In an effort to keep him pitching through the end of the season, the Mets will begin limiting Zack Wheeler’s workload, and he’s OK with that…
“I want to go out there and pitch,” Wheeler told Newsday’s Marc Carig. “But I don’t think my arm does, you know? It’s nice to have limits here and there. Of course, I’m young and I want to pitch as long as I can. And with them sort of limiting innings and pitches and all that stuff, I think it will help me out down the road. I’m not mad about it, honestly.”
Wheeler is on pace to throw close to 165 innings. According to the report, he expects to be shut down around 170. He threw 149 innings last season.
Matthew Cerrone, Lead Writer
I swapped text messages with a former GM, who was also a scout and player, and who had been in the game for decades, and he contends that the Mets are doing this the right way, even though he’s ordinarily very against the idea of pitch limits, etc.
In his view, 90 percent of this is about what happens before they get to the big-leagues. So, limiting innings totals during a lost season (so long as it’s based on effort and not some arbitrary, cookie-cutter, predetermined number), is probably smart.
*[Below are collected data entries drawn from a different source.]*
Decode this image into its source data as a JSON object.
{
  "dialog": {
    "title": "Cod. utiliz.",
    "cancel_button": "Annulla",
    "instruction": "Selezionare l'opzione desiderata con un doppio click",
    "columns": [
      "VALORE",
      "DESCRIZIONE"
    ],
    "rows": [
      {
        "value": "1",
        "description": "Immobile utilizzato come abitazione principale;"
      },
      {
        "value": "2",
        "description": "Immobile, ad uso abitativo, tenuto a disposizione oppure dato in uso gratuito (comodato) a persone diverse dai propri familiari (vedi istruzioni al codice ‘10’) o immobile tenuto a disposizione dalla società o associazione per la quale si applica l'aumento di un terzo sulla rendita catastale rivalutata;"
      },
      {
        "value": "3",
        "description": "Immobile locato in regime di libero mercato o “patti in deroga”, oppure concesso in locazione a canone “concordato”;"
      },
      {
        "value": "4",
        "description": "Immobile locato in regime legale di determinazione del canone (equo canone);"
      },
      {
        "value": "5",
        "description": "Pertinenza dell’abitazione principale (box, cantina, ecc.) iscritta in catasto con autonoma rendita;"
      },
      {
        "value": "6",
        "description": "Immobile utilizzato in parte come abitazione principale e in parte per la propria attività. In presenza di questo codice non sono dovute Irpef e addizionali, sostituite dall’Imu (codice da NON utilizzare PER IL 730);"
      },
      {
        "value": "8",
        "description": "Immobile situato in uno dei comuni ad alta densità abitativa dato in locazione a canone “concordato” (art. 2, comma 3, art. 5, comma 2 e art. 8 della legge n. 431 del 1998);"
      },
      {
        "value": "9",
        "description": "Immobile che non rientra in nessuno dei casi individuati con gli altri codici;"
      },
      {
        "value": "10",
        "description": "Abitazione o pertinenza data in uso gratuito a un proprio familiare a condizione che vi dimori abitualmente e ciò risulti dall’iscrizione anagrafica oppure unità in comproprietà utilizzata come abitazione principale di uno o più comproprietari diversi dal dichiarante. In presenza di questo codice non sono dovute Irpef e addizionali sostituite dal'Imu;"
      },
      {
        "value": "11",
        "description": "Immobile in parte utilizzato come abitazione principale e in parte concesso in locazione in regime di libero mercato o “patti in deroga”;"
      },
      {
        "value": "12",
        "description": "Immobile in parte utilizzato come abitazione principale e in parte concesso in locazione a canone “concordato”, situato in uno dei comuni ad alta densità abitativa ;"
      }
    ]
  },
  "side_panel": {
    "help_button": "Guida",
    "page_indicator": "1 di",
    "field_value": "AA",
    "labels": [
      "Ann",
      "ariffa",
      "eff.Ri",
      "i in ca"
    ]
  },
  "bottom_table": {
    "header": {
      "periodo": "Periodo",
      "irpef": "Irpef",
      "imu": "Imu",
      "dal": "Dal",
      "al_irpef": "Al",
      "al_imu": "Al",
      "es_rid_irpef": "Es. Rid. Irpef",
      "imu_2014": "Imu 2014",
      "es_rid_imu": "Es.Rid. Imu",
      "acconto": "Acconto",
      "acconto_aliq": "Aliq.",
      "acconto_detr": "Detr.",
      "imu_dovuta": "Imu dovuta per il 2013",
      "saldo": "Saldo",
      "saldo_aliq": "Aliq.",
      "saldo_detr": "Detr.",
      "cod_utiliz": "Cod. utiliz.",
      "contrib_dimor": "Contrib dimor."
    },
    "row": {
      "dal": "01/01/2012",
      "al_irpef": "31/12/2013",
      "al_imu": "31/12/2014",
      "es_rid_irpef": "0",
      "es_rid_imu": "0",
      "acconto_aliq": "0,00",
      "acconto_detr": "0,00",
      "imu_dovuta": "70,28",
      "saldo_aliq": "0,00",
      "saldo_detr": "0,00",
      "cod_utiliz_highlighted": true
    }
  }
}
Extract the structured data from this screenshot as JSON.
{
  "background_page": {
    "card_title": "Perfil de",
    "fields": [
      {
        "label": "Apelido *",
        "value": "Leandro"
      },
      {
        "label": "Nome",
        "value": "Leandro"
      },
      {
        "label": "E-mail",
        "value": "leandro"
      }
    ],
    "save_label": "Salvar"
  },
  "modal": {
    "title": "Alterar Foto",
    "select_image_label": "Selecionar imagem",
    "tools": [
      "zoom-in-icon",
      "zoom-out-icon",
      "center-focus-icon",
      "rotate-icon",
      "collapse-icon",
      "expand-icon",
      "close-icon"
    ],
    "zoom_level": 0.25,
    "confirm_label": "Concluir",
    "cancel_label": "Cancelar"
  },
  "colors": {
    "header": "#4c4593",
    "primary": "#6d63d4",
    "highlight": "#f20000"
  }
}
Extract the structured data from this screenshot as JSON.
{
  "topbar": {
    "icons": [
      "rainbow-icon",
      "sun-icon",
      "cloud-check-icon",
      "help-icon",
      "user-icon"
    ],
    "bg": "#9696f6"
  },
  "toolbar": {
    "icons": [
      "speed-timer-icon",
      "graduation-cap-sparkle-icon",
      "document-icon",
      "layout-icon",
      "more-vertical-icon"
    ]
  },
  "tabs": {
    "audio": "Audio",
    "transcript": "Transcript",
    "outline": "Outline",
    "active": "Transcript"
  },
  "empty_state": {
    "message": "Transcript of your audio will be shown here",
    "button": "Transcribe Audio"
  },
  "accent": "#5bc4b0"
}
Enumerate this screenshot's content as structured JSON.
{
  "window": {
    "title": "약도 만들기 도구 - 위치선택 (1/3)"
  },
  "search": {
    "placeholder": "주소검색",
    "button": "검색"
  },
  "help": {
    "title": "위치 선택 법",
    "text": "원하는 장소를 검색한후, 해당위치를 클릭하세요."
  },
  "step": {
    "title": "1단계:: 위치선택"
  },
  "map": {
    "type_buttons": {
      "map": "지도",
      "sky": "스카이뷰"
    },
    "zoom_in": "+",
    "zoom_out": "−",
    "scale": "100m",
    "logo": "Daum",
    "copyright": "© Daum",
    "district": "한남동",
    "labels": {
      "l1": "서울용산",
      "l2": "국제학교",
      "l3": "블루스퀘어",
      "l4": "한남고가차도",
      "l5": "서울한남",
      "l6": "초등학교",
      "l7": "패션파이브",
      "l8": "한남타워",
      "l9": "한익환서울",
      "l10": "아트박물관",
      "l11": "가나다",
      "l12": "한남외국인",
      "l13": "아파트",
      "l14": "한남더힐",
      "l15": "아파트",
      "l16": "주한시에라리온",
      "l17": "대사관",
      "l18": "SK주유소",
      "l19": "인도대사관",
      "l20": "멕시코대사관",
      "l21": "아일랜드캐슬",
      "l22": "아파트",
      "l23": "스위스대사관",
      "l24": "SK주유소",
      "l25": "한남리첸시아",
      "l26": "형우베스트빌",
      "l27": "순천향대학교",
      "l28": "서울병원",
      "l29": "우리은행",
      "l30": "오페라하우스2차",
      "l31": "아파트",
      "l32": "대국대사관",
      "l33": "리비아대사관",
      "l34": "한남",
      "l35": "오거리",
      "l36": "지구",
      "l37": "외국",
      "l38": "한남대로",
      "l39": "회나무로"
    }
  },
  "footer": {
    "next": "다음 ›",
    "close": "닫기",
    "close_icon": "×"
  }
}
However, he believes the real benefits come from having a development plan (tailored to the pitcher) as they evolve and mature in the minor leagues. And, based on what he’s seen with how Sandy Alderson has handled Matt Harvey, Wheeler, Rafeal Montero and Noah Syndergaard, it’s clear the Mets have a rhyme and reason to what they’re doing.
“Now, how it plays out for them, that remains to be seen,” he said. “But, it’s a measured plan, and that’s what’s most important.”